Another smaller data breach that was more concerning was also discovered around the same time. A Facebook-integrated app called “At the Pool” exposed over 22,000 users’ passwords through a backup in an Amazon S3 bucket that stored the passwords as plain text. Since many users tend to duplicate passwords across apps, malicious entities could have easily gained access to their Facebook accounts through the exposed passwords.
May 25: First American Corp.
First American Financial Corp., a Fortune 500 financial services company, was revealed to have allowed over 885 million records to be publicly accessed by anyone who had ever been emailed a link to a document by the company. Merely by changing a single digit in the document link, users could access other users’ wire transactions dating back to 2003. These documents contained tax records, bank account numbers, Social Security numbers, driver’s license images, and mortgage records. Krebs on Security reported that a developer named Ben Shoval had noticed the breach and notified the company, which shut down the website leaking the data.
May 24: Canva
In May, Canva revealed that a cyberattacker had managed to access over 139 million users’ information, including names, email addresses, countries of residence, and cryptographically protected passwords. The attacker was also able to briefly view credit card details from before September 2016, but these details were insufficient to make transactions. Canva managed to stop the attack midway, but it still urged users to change their passwords just to be on the safe side.
May 29: Flipboard
Flipboard experienced an attack similar to the one on Canva between June 2018, and March, when its databases were accessed by an unauthorized party. The names, cryptographically protected passwords, and email addresses of over 145 million users may have been left exposed in the attack.
July 29: Capital One
Of all the 2019 data breaches, this was the big one, at least in terms of future ramifications. A Seattle-based software engineer named Paige Thompson was arrested after hacking the database of Capital One, one of the largest banks in the United States. According to The New York Times, she managed to steal over 80,000 bank account numbers, more than 140,000 Social Security numbers, over 1 million Canadian social insurance numbers, and millions of credit card applications. The data stolen dated back to as far as 2005, and the bank reported that the breach could potentially cost it more than $300 million.

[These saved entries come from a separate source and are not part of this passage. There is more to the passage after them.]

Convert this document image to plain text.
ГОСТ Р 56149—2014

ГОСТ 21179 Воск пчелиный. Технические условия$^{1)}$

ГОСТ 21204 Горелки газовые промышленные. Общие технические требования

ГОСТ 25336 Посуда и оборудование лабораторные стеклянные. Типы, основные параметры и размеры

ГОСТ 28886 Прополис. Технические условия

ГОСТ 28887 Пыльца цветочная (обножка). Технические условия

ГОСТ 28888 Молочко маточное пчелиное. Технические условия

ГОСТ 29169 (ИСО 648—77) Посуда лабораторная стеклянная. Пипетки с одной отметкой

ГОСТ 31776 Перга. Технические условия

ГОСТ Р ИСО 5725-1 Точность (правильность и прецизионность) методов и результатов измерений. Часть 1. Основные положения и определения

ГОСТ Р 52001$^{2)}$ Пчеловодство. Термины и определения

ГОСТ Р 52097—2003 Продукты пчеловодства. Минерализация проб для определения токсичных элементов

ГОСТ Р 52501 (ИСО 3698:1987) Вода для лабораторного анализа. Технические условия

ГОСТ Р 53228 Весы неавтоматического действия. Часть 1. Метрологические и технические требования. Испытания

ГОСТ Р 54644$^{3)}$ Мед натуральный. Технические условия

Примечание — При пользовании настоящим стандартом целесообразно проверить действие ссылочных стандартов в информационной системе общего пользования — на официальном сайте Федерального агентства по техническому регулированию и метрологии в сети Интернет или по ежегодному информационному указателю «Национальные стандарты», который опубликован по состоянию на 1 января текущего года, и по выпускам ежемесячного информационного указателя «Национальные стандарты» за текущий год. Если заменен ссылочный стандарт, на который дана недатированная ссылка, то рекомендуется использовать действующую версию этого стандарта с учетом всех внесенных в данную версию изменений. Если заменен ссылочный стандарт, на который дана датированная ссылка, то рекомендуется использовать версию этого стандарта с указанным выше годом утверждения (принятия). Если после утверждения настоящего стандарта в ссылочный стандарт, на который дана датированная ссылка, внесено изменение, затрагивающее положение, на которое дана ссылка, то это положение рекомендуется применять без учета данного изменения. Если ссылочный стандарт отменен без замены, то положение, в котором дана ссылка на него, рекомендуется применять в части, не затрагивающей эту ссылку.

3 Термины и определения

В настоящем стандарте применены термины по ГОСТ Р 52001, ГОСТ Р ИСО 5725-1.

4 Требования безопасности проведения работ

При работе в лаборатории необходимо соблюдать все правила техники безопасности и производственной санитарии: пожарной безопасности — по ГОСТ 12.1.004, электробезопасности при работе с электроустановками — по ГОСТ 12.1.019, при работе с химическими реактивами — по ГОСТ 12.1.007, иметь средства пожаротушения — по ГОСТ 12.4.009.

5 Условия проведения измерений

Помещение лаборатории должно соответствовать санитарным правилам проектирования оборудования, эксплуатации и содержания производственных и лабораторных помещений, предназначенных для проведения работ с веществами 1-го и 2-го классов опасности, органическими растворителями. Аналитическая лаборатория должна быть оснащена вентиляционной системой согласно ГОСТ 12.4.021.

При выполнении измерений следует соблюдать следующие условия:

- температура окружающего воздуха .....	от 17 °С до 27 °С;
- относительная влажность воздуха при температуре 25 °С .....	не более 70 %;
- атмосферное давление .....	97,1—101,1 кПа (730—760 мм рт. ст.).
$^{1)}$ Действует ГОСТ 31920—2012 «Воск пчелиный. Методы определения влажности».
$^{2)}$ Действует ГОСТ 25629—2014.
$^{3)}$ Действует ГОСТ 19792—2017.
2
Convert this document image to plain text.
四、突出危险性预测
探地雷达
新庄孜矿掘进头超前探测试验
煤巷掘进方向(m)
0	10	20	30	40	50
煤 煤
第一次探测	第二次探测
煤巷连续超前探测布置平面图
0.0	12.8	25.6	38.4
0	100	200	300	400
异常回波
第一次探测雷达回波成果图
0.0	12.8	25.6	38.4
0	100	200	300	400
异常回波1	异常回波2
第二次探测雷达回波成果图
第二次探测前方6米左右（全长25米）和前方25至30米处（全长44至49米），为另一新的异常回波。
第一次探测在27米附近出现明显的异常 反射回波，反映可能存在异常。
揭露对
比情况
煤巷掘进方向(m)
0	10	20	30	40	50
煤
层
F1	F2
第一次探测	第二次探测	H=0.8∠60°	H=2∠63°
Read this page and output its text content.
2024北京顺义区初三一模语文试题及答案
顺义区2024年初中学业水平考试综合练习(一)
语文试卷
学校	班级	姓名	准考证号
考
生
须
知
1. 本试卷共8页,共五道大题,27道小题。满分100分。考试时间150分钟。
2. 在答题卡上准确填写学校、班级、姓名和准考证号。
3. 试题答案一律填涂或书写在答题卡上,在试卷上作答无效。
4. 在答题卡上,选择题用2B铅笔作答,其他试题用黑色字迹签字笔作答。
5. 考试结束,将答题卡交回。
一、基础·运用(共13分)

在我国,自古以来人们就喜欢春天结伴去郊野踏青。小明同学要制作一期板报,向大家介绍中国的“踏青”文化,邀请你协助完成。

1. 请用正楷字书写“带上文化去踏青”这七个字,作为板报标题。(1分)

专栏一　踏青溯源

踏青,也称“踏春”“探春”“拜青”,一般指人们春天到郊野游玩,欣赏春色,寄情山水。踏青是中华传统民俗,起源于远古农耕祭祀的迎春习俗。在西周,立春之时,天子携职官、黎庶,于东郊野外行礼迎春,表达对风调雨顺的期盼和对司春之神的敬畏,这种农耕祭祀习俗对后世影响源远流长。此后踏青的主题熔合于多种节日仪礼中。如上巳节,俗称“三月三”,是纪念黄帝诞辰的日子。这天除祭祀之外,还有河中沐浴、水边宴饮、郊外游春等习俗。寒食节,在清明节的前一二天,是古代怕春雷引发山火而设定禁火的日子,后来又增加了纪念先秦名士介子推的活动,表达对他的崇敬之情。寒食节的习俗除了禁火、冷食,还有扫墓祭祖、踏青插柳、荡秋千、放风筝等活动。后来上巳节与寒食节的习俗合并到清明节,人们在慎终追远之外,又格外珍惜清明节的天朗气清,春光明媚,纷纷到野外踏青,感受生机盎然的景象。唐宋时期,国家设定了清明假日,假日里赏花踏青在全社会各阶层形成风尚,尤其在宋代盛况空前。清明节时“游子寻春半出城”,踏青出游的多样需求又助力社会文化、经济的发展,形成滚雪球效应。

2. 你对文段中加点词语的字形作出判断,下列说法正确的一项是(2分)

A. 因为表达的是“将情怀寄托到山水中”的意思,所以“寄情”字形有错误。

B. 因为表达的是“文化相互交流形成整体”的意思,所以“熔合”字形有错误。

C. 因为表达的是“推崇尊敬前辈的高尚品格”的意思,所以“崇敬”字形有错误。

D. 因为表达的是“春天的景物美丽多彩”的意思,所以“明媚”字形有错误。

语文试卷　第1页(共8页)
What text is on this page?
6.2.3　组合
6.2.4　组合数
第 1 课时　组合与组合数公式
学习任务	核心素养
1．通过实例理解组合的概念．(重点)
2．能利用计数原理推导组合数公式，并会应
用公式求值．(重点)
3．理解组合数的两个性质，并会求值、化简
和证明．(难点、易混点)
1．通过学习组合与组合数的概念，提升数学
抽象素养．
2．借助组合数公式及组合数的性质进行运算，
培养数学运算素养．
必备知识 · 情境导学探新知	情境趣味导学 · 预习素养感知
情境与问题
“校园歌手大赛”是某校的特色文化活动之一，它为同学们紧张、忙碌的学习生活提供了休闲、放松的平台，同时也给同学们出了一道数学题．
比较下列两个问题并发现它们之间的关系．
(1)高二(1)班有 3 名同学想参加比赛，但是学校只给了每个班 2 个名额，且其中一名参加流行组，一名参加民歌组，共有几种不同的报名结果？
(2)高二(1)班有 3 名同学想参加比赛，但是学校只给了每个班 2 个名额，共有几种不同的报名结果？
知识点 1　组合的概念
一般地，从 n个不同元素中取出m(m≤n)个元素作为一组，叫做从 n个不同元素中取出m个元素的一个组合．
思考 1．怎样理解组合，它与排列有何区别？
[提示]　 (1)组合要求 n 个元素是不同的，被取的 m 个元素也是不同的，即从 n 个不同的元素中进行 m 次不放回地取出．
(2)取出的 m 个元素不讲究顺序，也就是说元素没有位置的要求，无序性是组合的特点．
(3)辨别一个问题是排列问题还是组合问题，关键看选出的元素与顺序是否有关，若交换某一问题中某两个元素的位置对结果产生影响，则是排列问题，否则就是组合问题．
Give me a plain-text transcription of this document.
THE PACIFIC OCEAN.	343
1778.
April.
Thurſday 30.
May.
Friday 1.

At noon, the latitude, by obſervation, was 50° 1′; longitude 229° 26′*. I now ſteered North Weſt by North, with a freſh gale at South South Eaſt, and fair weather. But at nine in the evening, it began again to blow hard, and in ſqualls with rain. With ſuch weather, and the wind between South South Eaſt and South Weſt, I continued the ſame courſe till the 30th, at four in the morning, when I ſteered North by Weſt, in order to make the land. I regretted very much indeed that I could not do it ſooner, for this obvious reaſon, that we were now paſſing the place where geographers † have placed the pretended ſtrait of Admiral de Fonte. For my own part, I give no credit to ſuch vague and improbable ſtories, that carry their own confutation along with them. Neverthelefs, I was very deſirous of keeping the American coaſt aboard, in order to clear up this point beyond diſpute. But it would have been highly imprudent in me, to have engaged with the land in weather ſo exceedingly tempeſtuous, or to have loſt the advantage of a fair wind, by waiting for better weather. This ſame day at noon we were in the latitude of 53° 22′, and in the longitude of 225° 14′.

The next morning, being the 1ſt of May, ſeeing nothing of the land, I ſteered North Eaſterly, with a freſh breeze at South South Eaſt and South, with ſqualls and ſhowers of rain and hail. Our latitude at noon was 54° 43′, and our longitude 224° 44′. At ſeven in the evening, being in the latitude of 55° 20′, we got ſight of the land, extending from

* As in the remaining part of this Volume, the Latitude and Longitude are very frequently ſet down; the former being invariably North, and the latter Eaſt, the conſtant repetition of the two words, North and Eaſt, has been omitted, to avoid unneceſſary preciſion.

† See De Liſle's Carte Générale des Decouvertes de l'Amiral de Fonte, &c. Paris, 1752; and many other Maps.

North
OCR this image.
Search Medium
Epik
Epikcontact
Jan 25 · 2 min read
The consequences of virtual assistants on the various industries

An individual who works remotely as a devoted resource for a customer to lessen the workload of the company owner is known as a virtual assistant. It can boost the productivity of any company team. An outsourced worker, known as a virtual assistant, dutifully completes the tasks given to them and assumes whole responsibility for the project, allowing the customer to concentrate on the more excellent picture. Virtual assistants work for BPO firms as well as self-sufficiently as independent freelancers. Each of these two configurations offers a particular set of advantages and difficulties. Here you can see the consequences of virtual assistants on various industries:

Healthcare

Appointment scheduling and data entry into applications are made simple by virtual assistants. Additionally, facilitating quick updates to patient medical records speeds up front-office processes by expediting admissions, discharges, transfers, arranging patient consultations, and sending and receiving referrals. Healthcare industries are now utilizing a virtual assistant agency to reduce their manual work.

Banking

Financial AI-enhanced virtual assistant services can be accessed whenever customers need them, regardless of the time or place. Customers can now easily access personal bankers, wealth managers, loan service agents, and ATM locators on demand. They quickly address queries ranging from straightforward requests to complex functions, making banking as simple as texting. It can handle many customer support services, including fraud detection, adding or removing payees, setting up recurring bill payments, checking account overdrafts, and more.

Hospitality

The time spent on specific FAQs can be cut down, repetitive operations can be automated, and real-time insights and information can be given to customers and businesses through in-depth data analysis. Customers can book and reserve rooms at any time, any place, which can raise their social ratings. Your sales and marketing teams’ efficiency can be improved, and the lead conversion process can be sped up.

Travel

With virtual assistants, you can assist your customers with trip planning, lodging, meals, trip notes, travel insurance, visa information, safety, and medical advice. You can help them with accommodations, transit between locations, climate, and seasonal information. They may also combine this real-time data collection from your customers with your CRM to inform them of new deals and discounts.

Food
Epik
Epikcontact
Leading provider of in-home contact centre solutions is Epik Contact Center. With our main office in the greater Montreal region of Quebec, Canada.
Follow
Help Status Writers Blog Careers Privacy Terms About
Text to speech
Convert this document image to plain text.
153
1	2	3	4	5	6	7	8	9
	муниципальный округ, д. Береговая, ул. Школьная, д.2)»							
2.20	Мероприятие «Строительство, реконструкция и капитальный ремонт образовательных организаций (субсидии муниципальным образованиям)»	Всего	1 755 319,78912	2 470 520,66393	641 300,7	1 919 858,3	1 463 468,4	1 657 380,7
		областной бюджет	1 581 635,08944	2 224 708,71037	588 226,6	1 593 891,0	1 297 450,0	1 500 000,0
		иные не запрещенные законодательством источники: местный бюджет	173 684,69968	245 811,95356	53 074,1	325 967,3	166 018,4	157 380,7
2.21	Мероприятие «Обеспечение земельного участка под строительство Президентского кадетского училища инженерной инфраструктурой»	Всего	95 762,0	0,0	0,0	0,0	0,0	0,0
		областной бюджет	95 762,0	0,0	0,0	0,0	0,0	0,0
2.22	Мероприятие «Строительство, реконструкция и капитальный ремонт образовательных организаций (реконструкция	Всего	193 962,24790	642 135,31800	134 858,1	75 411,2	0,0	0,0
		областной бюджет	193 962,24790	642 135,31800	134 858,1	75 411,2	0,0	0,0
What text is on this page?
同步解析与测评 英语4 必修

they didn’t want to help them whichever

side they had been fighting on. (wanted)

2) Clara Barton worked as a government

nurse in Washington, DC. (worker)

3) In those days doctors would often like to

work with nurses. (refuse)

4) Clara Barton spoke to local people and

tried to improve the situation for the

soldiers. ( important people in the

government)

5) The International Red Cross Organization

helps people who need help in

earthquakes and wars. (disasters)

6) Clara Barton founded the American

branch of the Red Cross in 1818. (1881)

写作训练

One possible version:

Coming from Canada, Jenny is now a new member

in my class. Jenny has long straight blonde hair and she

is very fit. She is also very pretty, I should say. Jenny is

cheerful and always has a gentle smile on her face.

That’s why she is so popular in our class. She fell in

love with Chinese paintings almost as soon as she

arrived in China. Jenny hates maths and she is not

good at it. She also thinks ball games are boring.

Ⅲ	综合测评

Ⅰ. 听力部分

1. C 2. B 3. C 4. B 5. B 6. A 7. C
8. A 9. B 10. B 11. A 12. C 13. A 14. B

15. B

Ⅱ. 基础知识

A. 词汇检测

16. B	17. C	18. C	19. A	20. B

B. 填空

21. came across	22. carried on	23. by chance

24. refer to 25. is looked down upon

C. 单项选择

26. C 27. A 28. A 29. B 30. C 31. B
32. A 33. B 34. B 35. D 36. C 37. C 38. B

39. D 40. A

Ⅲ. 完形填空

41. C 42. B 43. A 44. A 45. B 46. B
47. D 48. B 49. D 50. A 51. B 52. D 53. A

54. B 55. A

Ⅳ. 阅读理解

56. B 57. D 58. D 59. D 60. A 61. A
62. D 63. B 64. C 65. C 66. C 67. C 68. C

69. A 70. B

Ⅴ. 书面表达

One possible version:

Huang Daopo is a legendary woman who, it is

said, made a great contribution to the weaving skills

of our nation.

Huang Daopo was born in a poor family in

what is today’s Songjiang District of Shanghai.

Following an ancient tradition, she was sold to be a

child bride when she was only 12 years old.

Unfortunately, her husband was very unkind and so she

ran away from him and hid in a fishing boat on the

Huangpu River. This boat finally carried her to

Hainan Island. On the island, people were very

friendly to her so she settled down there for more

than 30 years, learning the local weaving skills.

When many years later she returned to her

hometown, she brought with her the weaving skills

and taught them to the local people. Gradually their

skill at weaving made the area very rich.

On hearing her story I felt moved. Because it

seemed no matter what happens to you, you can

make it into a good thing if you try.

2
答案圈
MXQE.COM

2019 data breaches: Protect yourself
These 2019 data breaches are proof that all organizations, no matter how small, need to invest in cybersecurity and ensure that all their databases are protected. Larger companies like Facebook that often have third-party apps access their users’ data need to be particularly careful about how these third-party companies are handling the data they receive from users. As a user, a step you can take to ensure that your information is secured is to constantly update your passwords and to avoid reusing the same ones across platforms. If you use a VPN connection to stay anonymous online and protect your activity from prying eyes, ensure that you use a good VPN provider to avoid having your data logged and sold to third parties without your consent.